Benim öyle gittiğim atölyeler var ki hele bir tanesi beni çok üzdü. 2 aydan beri hiç para kazanmıyorum. 15-16 tane yanında çalışanı var. Peki bu işçi paralarını nasıl hallediyorsun? İşçi paralarını çıkarıyorum ama maliye ve SSK paralarını ödeyemiyorum dedi. Sen ne yiyorsun dedim. Arta kalan neyse ben onu yiyorum dedi. Ben buradan o fabrikatör abilerimize de sesleniyorum. Lütfen altınızda çalıştırdığınız fason atölyelerine iyi bakın. Onlara 1-2 TL zam vermekle sizden hiçbir şey kaybolmaz. Onların istihdam ettiği kişilerde ve onların maliyetlerinde olan yüksekliklerden dolayı yarın onlar kaybolursa bunun sorumlusu onlardır. Eğer onlar SSK’ya maliyeye değişik kurumlara borçlarını ödeyemiyorlarsa bunun vebali o zam vermeyen fabrikatör arkadaşlardadır. Anlaşma yapmışsın, yapabilirsin anlaşma ama olağanüstü bir kur farkından dolayı sana gelen ihracattan parayı TL’ye çevirdiğin zaman belki bir yıllık işçinin parasını çıkardınız. Fakat orada atölyeciye 1-2 TL zam vermekten çekindiniz. Bu iyi olmaz. Bu bir gün ters döner. Şimdi kur düştü, düştüğü zamanda belki bugün veya yarın bağırış çağırış olmaya başlayacak. Kazanamıyoruz demeye başlayacaklar. Siz önce altınızdaki çalışanlara iyi bakmak zorundasınız. Malum asgari ücret de iyi bir şekilde arttı. Bu 4 bin 250 TL piyasada olumlu-olumsuz nasıl bir yansıması olur Şubat ayıda belli olur.
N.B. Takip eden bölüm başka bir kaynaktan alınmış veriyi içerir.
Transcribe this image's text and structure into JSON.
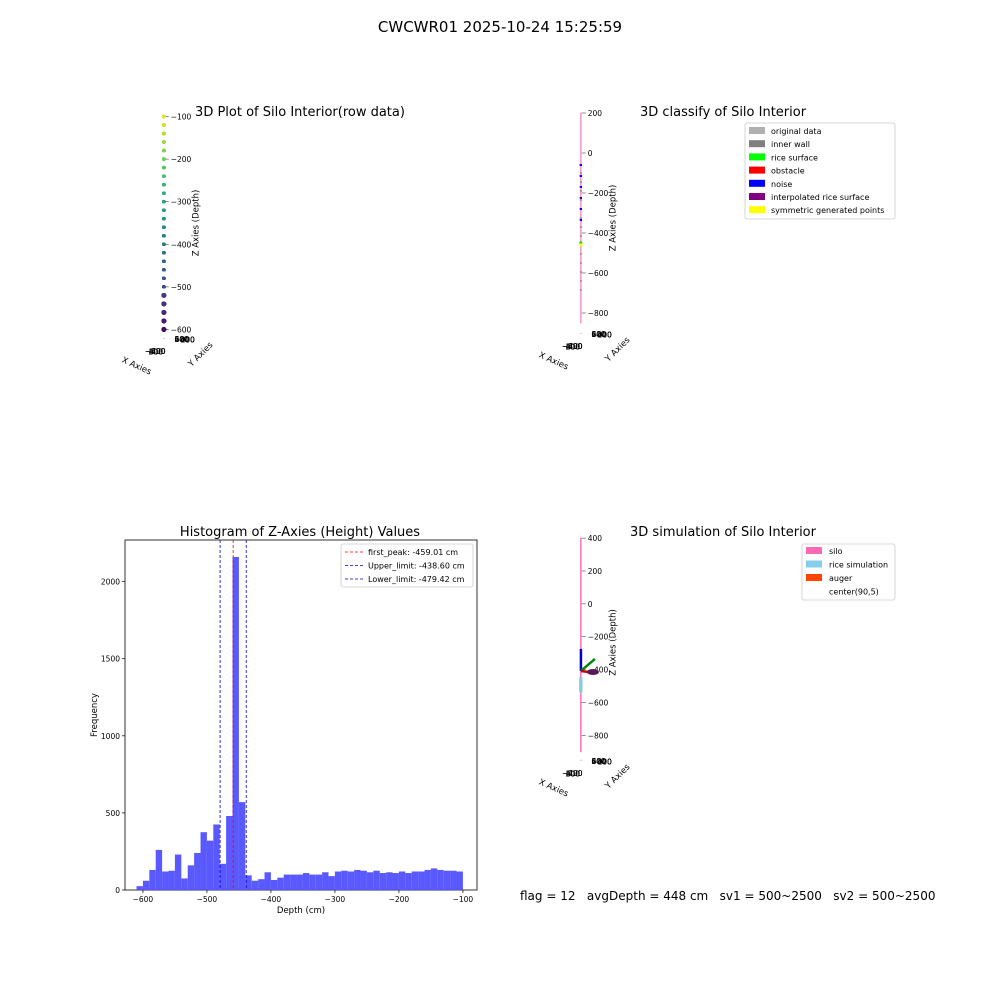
{
  "figure": {
    "title": "CWCWR01 2025-10-24 15:25:59",
    "footer": "flag = 12   avgDepth = 448 cm   sv1 = 500~2500   sv2 = 500~2500"
  },
  "chart_data": [
    {
      "type": "scatter",
      "title": "3D Plot of Silo Interior(row data)",
      "xlabel": "X Axies",
      "ylabel": "Y Axies",
      "zlabel": "Z Axies (Depth)",
      "x_ticks": [
        -600,
        -400,
        -200,
        0,
        200,
        400,
        600
      ],
      "y_ticks": [
        -600,
        -400,
        -200,
        0,
        200,
        400,
        600
      ],
      "z_ticks": [
        -100,
        -200,
        -300,
        -400,
        -500,
        -600
      ],
      "zlim": [
        -620,
        -80
      ],
      "colormap": "viridis",
      "radius": 430,
      "grid": true
    },
    {
      "type": "scatter",
      "title": "3D classify of Silo Interior",
      "xlabel": "X Axies",
      "ylabel": "Y Axies",
      "zlabel": "Z Axies (Depth)",
      "x_ticks": [
        -600,
        -400,
        -200,
        0,
        200,
        400,
        600
      ],
      "y_ticks": [
        -600,
        -400,
        -200,
        0,
        200,
        400,
        600
      ],
      "z_ticks": [
        200,
        0,
        -200,
        -400,
        -600,
        -800
      ],
      "zlim": [
        -900,
        250
      ],
      "legend_position": "top-right",
      "legend": [
        {
          "label": "original data",
          "color": "#b0b0b0"
        },
        {
          "label": "inner wall",
          "color": "#808080"
        },
        {
          "label": "rice surface",
          "color": "#00ff00"
        },
        {
          "label": "obstacle",
          "color": "#ff0000"
        },
        {
          "label": "noise",
          "color": "#0000ff"
        },
        {
          "label": "interpolated rice surface",
          "color": "#800080"
        },
        {
          "label": "symmetric generated points",
          "color": "#ffff00"
        }
      ],
      "grid": true
    },
    {
      "type": "bar",
      "title": "Histogram of Z-Axies (Height) Values",
      "xlabel": "Depth (cm)",
      "ylabel": "Frequency",
      "xlim": [
        -628,
        -78
      ],
      "ylim": [
        0,
        2270
      ],
      "x_ticks": [
        -600,
        -500,
        -400,
        -300,
        -200,
        -100
      ],
      "y_ticks": [
        0,
        500,
        1000,
        1500,
        2000
      ],
      "bin_width": 10,
      "bar_color": "#5050ff",
      "bins_start": [
        -610,
        -600,
        -590,
        -580,
        -570,
        -560,
        -550,
        -540,
        -530,
        -520,
        -510,
        -500,
        -490,
        -480,
        -470,
        -460,
        -450,
        -440,
        -430,
        -420,
        -410,
        -400,
        -390,
        -380,
        -370,
        -360,
        -350,
        -340,
        -330,
        -320,
        -310,
        -300,
        -290,
        -280,
        -270,
        -260,
        -250,
        -240,
        -230,
        -220,
        -210,
        -200,
        -190,
        -180,
        -170,
        -160,
        -150,
        -140,
        -130,
        -120,
        -110
      ],
      "values": [
        25,
        60,
        130,
        260,
        120,
        125,
        230,
        75,
        160,
        240,
        375,
        320,
        425,
        170,
        480,
        2160,
        570,
        95,
        60,
        70,
        115,
        65,
        80,
        100,
        100,
        100,
        110,
        100,
        100,
        115,
        90,
        120,
        125,
        120,
        130,
        125,
        115,
        125,
        110,
        115,
        110,
        120,
        110,
        120,
        120,
        130,
        140,
        130,
        125,
        125,
        120
      ],
      "vlines": [
        {
          "label": "first_peak: -459.01 cm",
          "x": -459.01,
          "color": "#ff0000"
        },
        {
          "label": "Upper_limit: -438.60 cm",
          "x": -438.6,
          "color": "#0000cc"
        },
        {
          "label": "Lower_limit: -479.42 cm",
          "x": -479.42,
          "color": "#0000cc"
        }
      ],
      "legend_position": "top-right"
    },
    {
      "type": "scatter",
      "title": "3D simulation of Silo Interior",
      "xlabel": "X Axies",
      "ylabel": "Y Axies",
      "zlabel": "Z Axies (Depth)",
      "x_ticks": [
        -400,
        -200,
        0,
        200,
        400,
        600
      ],
      "y_ticks": [
        -600,
        -400,
        -200,
        0,
        200,
        400,
        600
      ],
      "z_ticks": [
        400,
        200,
        0,
        -200,
        -400,
        -600,
        -800
      ],
      "zlim": [
        -950,
        480
      ],
      "legend_position": "top-right",
      "legend": [
        {
          "label": "silo",
          "color": "#ff69b4"
        },
        {
          "label": "rice simulation",
          "color": "#87ceeb"
        },
        {
          "label": "auger",
          "color": "#ff4500"
        },
        {
          "label": "center(90,5)",
          "color": "#ffffff"
        }
      ],
      "silo_top": 400,
      "silo_bottom": -900,
      "rice_level": -448,
      "grid": true
    }
  ]
}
*Fason işçi çalıştıran atölyeler çalışanlarının maaşını karşılayabilecek durumdalar mı?

Fason işçi çalıştıran atölyelerimiz şuanda bunu karşılayabilecek durumda mı, bu yeni yapacakları anlaşmaya bağlı. Fabrikalar şayet istediği zammı vermezlerse çok zor. Bugün 4 bin 250 verdiğiniz zaman yaklaşık 6 bin TL yeme-içme dediğiniz neredeyse 6 bin 500 TL. Bugün bir elemanın maliyeti yaklaşık 6 bin 500 TL. 6 bin 500 24’e bölerseniz günlük düşeceği miktar 280-290 TL. Bugün bir eleman günlük 280-290 TL iş yapacak, ondan sonra çalıştığı fabrikaya veya atölyeye para kazandıracak. Bu ne demektir. Bu biraz daha piyasada enflasyonun yükselmesi demektir. Çünkü o olacak başka çaresi yok.